Да что там, однажды в Одессе побывал лично товарищ Щербицкий! Да еще с таким фурором, который вряд ли бы светил даже свалившимся в город инопланетянам. Приезжавшим в Одессу Пушкину, Мицкевичу, Гоголю и императору Александру Второму такая встреча могла только сниться. Транспортные артерии города на несколько часов замерли в параличе, тысячи людей опоздали на работу, троллейбусы и трамваи выстроились в дружные ряды по строгому ранжиру, все автомашины стояли, как во время уборки урожая. И только лично товарищ Щербицкий в окружении почетного эскорта катил по Пролетарскому бульвару, чтобы проведать главную для него достопримечательность Одессы - так называемый припортовый завод. Вот это был сюрприз для жителей города, не то, что одесские штучки «хохмача с порт-клуба» Жванецкого, которого местное руководство именовало только таким образом.
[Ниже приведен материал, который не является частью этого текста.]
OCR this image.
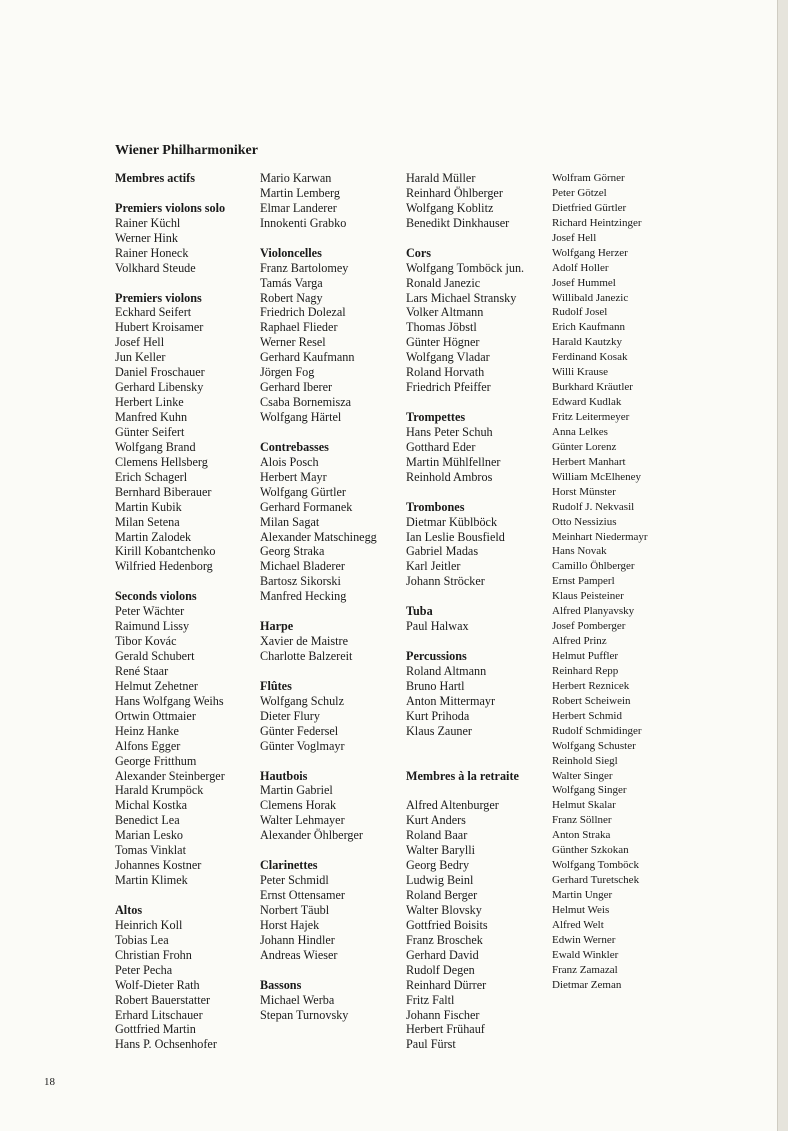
Wiener Philharmoniker
Membres actifs
Premiers violons solo
Rainer Küchl
Werner Hink
Rainer Honeck
Volkhard Steude
Premiers violons
Eckhard Seifert
Hubert Kroisamer
Josef Hell
Jun Keller
Daniel Froschauer
Gerhard Libensky
Herbert Linke
Manfred Kuhn
Günter Seifert
Wolfgang Brand
Clemens Hellsberg
Erich Schagerl
Bernhard Biberauer
Martin Kubik
Milan Setena
Martin Zalodek
Kirill Kobantchenko
Wilfried Hedenborg
Seconds violons
Peter Wächter
Raimund Lissy
Tibor Kovác
Gerald Schubert
René Staar
Helmut Zehetner
Hans Wolfgang Weihs
Ortwin Ottmaier
Heinz Hanke
Alfons Egger
George Fritthum
Alexander Steinberger
Harald Krumpöck
Michal Kostka
Benedict Lea
Marian Lesko
Tomas Vinklat
Johannes Kostner
Martin Klimek
Altos
Heinrich Koll
Tobias Lea
Christian Frohn
Peter Pecha
Wolf-Dieter Rath
Robert Bauerstatter
Erhard Litschauer
Gottfried Martin
Hans P. Ochsenhofer
Mario Karwan
Martin Lemberg
Elmar Landerer
Innokenti Grabko
Violoncelles
Franz Bartolomey
Tamás Varga
Robert Nagy
Friedrich Dolezal
Raphael Flieder
Werner Resel
Gerhard Kaufmann
Jörgen Fog
Gerhard Iberer
Csaba Bornemisza
Wolfgang Härtel
Contrebasses
Alois Posch
Herbert Mayr
Wolfgang Gürtler
Gerhard Formanek
Milan Sagat
Alexander Matschinegg
Georg Straka
Michael Bladerer
Bartosz Sikorski
Manfred Hecking
Harpe
Xavier de Maistre
Charlotte Balzereit
Flûtes
Wolfgang Schulz
Dieter Flury
Günter Federsel
Günter Voglmayr
Hautbois
Martin Gabriel
Clemens Horak
Walter Lehmayer
Alexander Öhlberger
Clarinettes
Peter Schmidl
Ernst Ottensamer
Norbert Täubl
Horst Hajek
Johann Hindler
Andreas Wieser
Bassons
Michael Werba
Stepan Turnovsky
Harald Müller
Reinhard Öhlberger
Wolfgang Koblitz
Benedikt Dinkhauser
Cors
Wolfgang Tomböck jun.
Ronald Janezic
Lars Michael Stransky
Volker Altmann
Thomas Jöbstl
Günter Högner
Wolfgang Vladar
Roland Horvath
Friedrich Pfeiffer
Trompettes
Hans Peter Schuh
Gotthard Eder
Martin Mühlfellner
Reinhold Ambros
Trombones
Dietmar Küblböck
Ian Leslie Bousfield
Gabriel Madas
Karl Jeitler
Johann Ströcker
Tuba
Paul Halwax
Percussions
Roland Altmann
Bruno Hartl
Anton Mittermayr
Kurt Prihoda
Klaus Zauner
Membres à la retraite
Alfred Altenburger
Kurt Anders
Roland Baar
Walter Barylli
Georg Bedry
Ludwig Beinl
Roland Berger
Walter Blovsky
Gottfried Boisits
Franz Broschek
Gerhard David
Rudolf Degen
Reinhard Dürrer
Fritz Faltl
Johann Fischer
Herbert Frühauf
Paul Fürst
Wolfram Görner
Peter Götzel
Dietfried Gürtler
Richard Heintzinger
Josef Hell
Wolfgang Herzer
Adolf Holler
Josef Hummel
Willibald Janezic
Rudolf Josel
Erich Kaufmann
Harald Kautzky
Ferdinand Kosak
Willi Krause
Burkhard Kräutler
Edward Kudlak
Fritz Leitermeyer
Anna Lelkes
Günter Lorenz
Herbert Manhart
William McElheney
Horst Münster
Rudolf J. Nekvasil
Otto Nessizius
Meinhart Niedermayr
Hans Novak
Camillo Öhlberger
Ernst Pamperl
Klaus Peisteiner
Alfred Planyavsky
Josef Pomberger
Alfred Prinz
Helmut Puffler
Reinhard Repp
Herbert Reznicek
Robert Scheiwein
Herbert Schmid
Rudolf Schmidinger
Wolfgang Schuster
Reinhold Siegl
Walter Singer
Wolfgang Singer
Helmut Skalar
Franz Söllner
Anton Straka
Günther Szkokan
Wolfgang Tomböck
Gerhard Turetschek
Martin Unger
Helmut Weis
Alfred Welt
Edwin Werner
Ewald Winkler
Franz Zamazal
Dietmar Zeman
18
После визита высокого начальства борьба с одесскими штучками и их авторами стала вестись деятелями от пролеткульта более решительными методами. Не на жизнь в родной Одессе, а на творческую смерть, лишение гражданства, бегство в неподвластные товарищу Щербицкому города, вроде Мюнхена, Тель-Авива, Нью-Йорка, Парижа или даже Москвы.